Hay, entre todas tus memorias,

una que se ha perdido irreparablemente;

no te verán bajar a aquella fuente

ni el blanco sol ni la amarilla luna.

 

No volverá tu voz a lo que el persa

dijo en su lengua de aves y de rosas,

cuando al ocaso, ante la luz dispersa,

quieras decir inolvidables cosas.

 

¿Y el incesante Ródano y el lago,

todo ese ayer sobre el cual hoy me inclino?

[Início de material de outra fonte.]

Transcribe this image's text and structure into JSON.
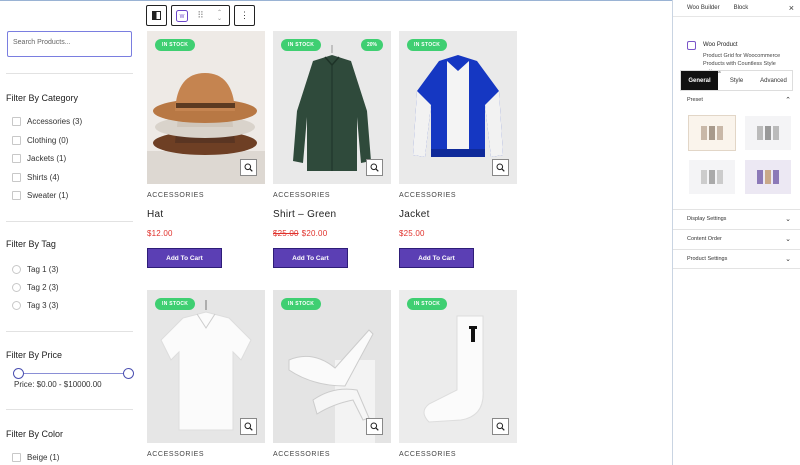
{
  "filters": {
    "search_placeholder": "Search Products...",
    "category": {
      "title": "Filter By Category",
      "items": [
        "Accessories (3)",
        "Clothing (0)",
        "Jackets (1)",
        "Shirts (4)",
        "Sweater (1)"
      ]
    },
    "tag": {
      "title": "Filter By Tag",
      "items": [
        "Tag 1 (3)",
        "Tag 2 (3)",
        "Tag 3 (3)"
      ]
    },
    "price": {
      "title": "Filter By Price",
      "text": "Price:  $0.00 - $10000.00",
      "min_value": 0,
      "max_value": 10000
    },
    "color": {
      "title": "Filter By Color",
      "items": [
        "Beige (1)"
      ]
    }
  },
  "toolbar": {
    "icons": [
      "sidebar-toggle-icon",
      "block-type-icon",
      "drag-handle-icon",
      "move-up-down-icon",
      "more-options-icon"
    ]
  },
  "products": [
    {
      "badge": "IN STOCK",
      "sale": "",
      "category": "ACCESSORIES",
      "name": "Hat",
      "old_price": "",
      "price": "$12.00",
      "button": "Add To Cart",
      "image": "stacked-hats"
    },
    {
      "badge": "IN STOCK",
      "sale": "20%",
      "category": "ACCESSORIES",
      "name": "Shirt – Green",
      "old_price": "$25.00",
      "price": "$20.00",
      "button": "Add To Cart",
      "image": "green-shirt"
    },
    {
      "badge": "IN STOCK",
      "sale": "",
      "category": "ACCESSORIES",
      "name": "Jacket",
      "old_price": "",
      "price": "$25.00",
      "button": "Add To Cart",
      "image": "blue-jacket"
    },
    {
      "badge": "IN STOCK",
      "sale": "",
      "category": "ACCESSORIES",
      "image": "white-polo"
    },
    {
      "badge": "IN STOCK",
      "sale": "",
      "category": "ACCESSORIES",
      "image": "white-heels"
    },
    {
      "badge": "IN STOCK",
      "sale": "",
      "category": "ACCESSORIES",
      "image": "white-sock"
    }
  ],
  "panel": {
    "tabs": [
      "Woo Builder",
      "Block"
    ],
    "close": "×",
    "block_title": "Woo Product",
    "block_desc": "Product Grid for Woocommerce Products with Countless Style options",
    "style_tabs": [
      "General",
      "Style",
      "Advanced"
    ],
    "preset_label": "Preset",
    "sections": [
      "Display Settings",
      "Content Order",
      "Product Settings"
    ]
  },
  "colors": {
    "accent": "#5b3fb4",
    "badge_green": "#3fcf72",
    "sale_red": "#e0312b"
  }
}
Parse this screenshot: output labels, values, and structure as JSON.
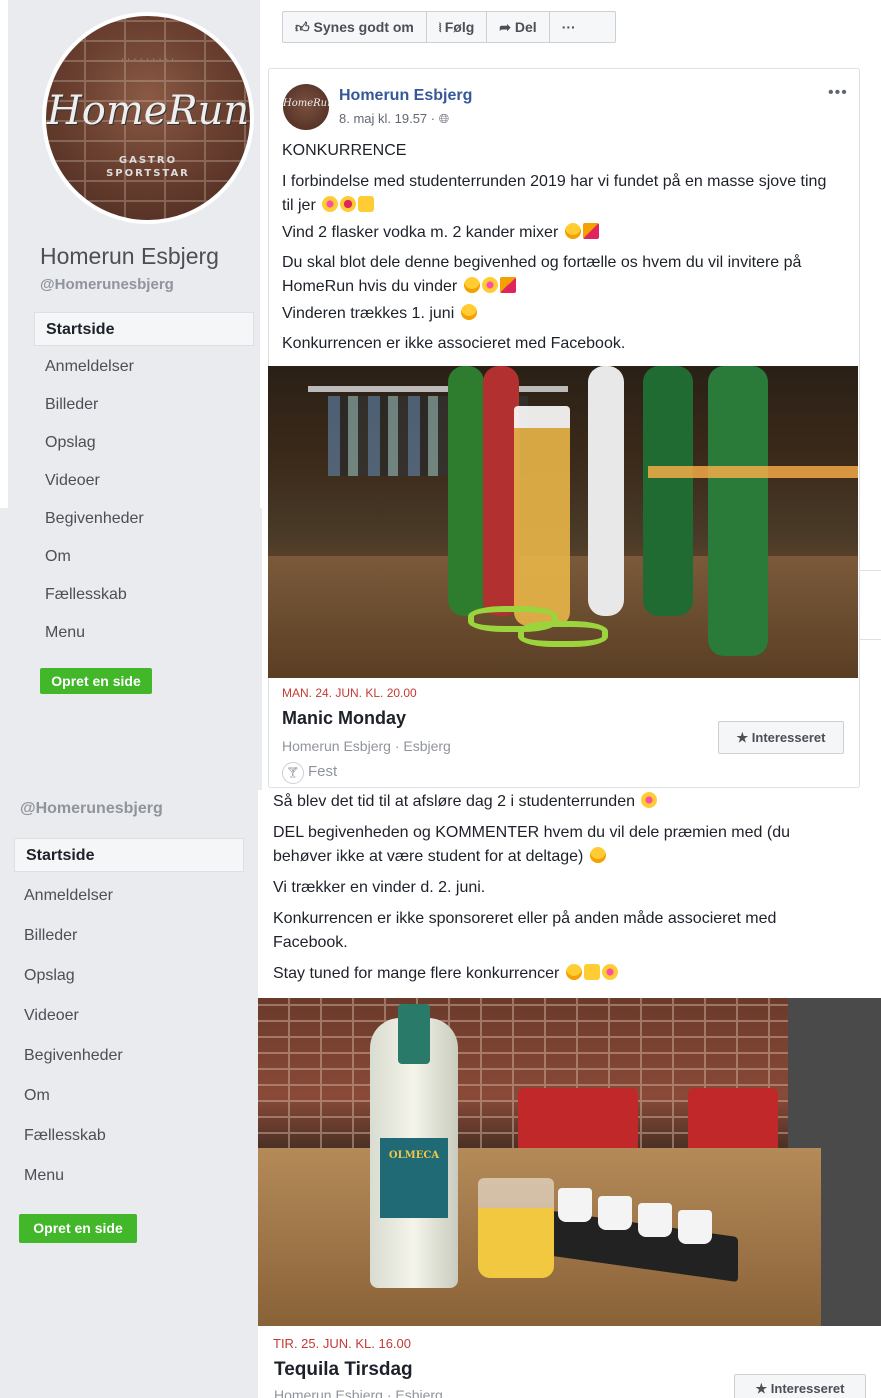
{
  "page": {
    "name": "Homerun Esbjerg",
    "handle": "@Homerunesbjerg",
    "avatar_text": "HomeRun",
    "avatar_sub": "GASTRO\nSPORTSTAR"
  },
  "nav": {
    "items": [
      "Startside",
      "Anmeldelser",
      "Billeder",
      "Opslag",
      "Videoer",
      "Begivenheder",
      "Om",
      "Fællesskab",
      "Menu"
    ],
    "create_page_label": "Opret en side"
  },
  "action_bar": {
    "like_label": "Synes godt om",
    "follow_label": "Følg",
    "share_label": "Del",
    "more_label": "···"
  },
  "post1": {
    "author": "Homerun Esbjerg",
    "time": "8. maj kl. 19.57 · ",
    "more_label": "•••",
    "lines": [
      "KONKURRENCE",
      "I forbindelse med studenterrunden 2019 har vi fundet på en masse sjove ting til jer",
      "Vind 2 flasker vodka m. 2 kander mixer",
      "Du skal blot dele denne begivenhed og fortælle os hvem du vil invitere på HomeRun hvis du vinder",
      "Vinderen trækkes 1. juni",
      "Konkurrencen er ikke associeret med Facebook."
    ],
    "event": {
      "date": "MAN. 24. JUN. KL. 20.00",
      "title": "Manic Monday",
      "location": "Homerun Esbjerg · Esbjerg",
      "category": "Fest",
      "interested_label": "★ Interesseret"
    }
  },
  "post2": {
    "lines": [
      "Så blev det tid til at afsløre dag 2 i studenterrunden",
      "DEL begivenheden og KOMMENTER hvem du vil dele præmien med (du behøver ikke at være student for at deltage)",
      "Vi trækker en vinder d. 2. juni.",
      "Konkurrencen er ikke sponsoreret eller på anden måde associeret med Facebook.",
      "Stay tuned for mange flere konkurrencer"
    ],
    "bottle_label": "OLMECA",
    "event": {
      "date": "TIR. 25. JUN. KL. 16.00",
      "title": "Tequila Tirsdag",
      "location": "Homerun Esbjerg · Esbjerg",
      "interested_label": "★ Interesseret"
    }
  },
  "colors": {
    "link": "#365899",
    "green": "#42b72a",
    "event_date": "#c33b37",
    "sidebar_bg": "#e9ebee"
  }
}
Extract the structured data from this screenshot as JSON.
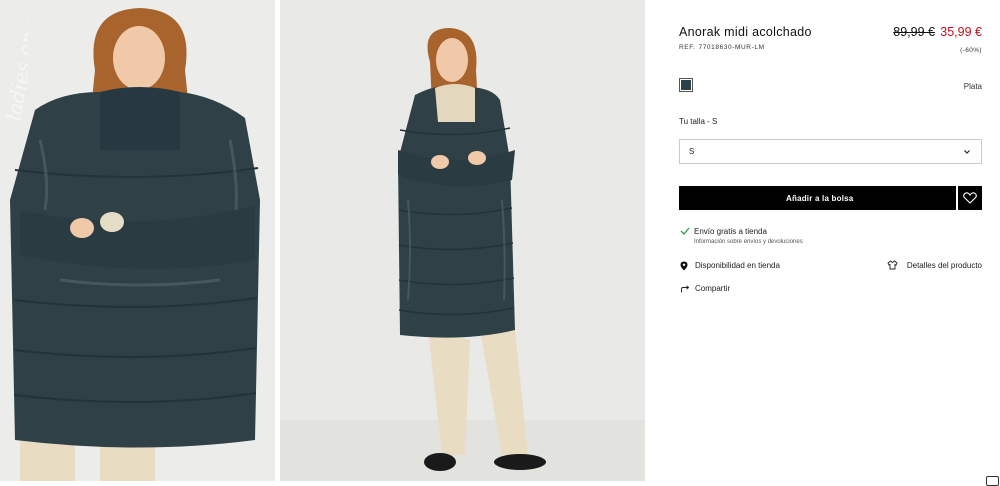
{
  "gallery": {
    "images": [
      {
        "alt": "Anorak midi acolchado - vista frontal"
      },
      {
        "alt": "Anorak midi acolchado - vista completa"
      }
    ],
    "watermark": "ladies.on.us"
  },
  "product": {
    "title": "Anorak midi acolchado",
    "ref_label": "REF.",
    "ref_code": "77018630-MUR-LM",
    "price_old": "89,99 €",
    "price_new": "35,99 €",
    "discount": "(-60%)"
  },
  "color": {
    "selected_name": "Plata",
    "swatch_color": "#2e4048"
  },
  "size": {
    "label": "Tu talla - S",
    "selected": "S"
  },
  "actions": {
    "add_to_bag": "Añadir a la bolsa",
    "favorite_icon": "heart-icon"
  },
  "shipping": {
    "title": "Envío gratis a tienda",
    "subtitle": "Información sobre envíos y devoluciones"
  },
  "links": {
    "availability": "Disponibilidad en tienda",
    "details": "Detalles del producto",
    "share": "Compartir"
  },
  "colors": {
    "price_sale": "#c20e1a",
    "button_bg": "#000000",
    "jacket": "#2e4048"
  }
}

Tan perdido estará como Cartago

que con fuego y con sal borró el latino.

 

Creo en el alba oír un atareado

rumor de multitudes que se alejan;

son los que me ha querido y olvidado;

espacio, tiempo y Borges ya me dejan.

 

En: “El otro, el mismo” (1964)

 

Sintético

(Max Kassler: artista norte-americano)

 

Limites

 

Dentre as ruas que afundam o poente,

alguma (não sei qual) eu percorri

por uma última vez, indiferente

e, sem adivinhá-lo, obedeci

 

a quem prefixa onipotentes normas

e uma secreta e rígida medida

às sombras, e aos sonhos, e às formas

que tramam e destramam esta vida.

 

Se para tudo existe regra e usura

e olvido e nunca mais e última vez,

quem nos dirá a quem, a esta altura,

sem perceber, já dissemos adeus?

 

Por trás do vidro cinza a noite cessa

e da pilha de livros que uma adunca

sombra dilata sobre a vaga mesa,

alguns por certo não leremos nunca.

 

Há no Sul tanto portal desgastado

com seus jarrões feitos de alvenaria

e tunas, que ao meu passo está vedado

como se fosse uma litografia.

 

Para sempre fechaste alguma porta

e há um espelho que te aguarda em vão;

a encruzilhada te parece aberta

e o quadrifronte Jano diz que não.

 

Uma entre todas as memórias tuas

já se perdeu irreparavelmente;

não te verão descer a essa nascente

nem branco sol nem amarela lua.

 

Não tornará tua voz ao que o persa

disse em sua língua de aves e de rosas,

quando ao ocaso, vendo a luz dispersa,

queiras dizer inolvidáveis coisas.

 

E o incessante Ródano e o lago,

todo esse ontem sobre o qual me inclino?

Tão perdido estará quanto Cartago

que a fogo e sal aboliu o latino.

 

Na aurora penso ouvir um escarcéu

como o rumor de turbas que se apartam;

são tudo o que me amou e me esqueceu;

espaço e tempo e Borges já se afastam.

 

Em: “O outro, o mesmo” (1964)

 

Referência:

 

BORGES, Jorge Luis. Límites / Limites. Tradução de Heloisa Jahn. In: __________. Nova antologia pessoal. Traduções de Davi Arrigucci Jr., Heloisa Jahn e Josely Vianna Baptista. Edição bilíngue: espanhol x português. São Paulo, SP: Companhia das Letras, 2013. Em espanhol: p. 305-306; em português: p. 41-42.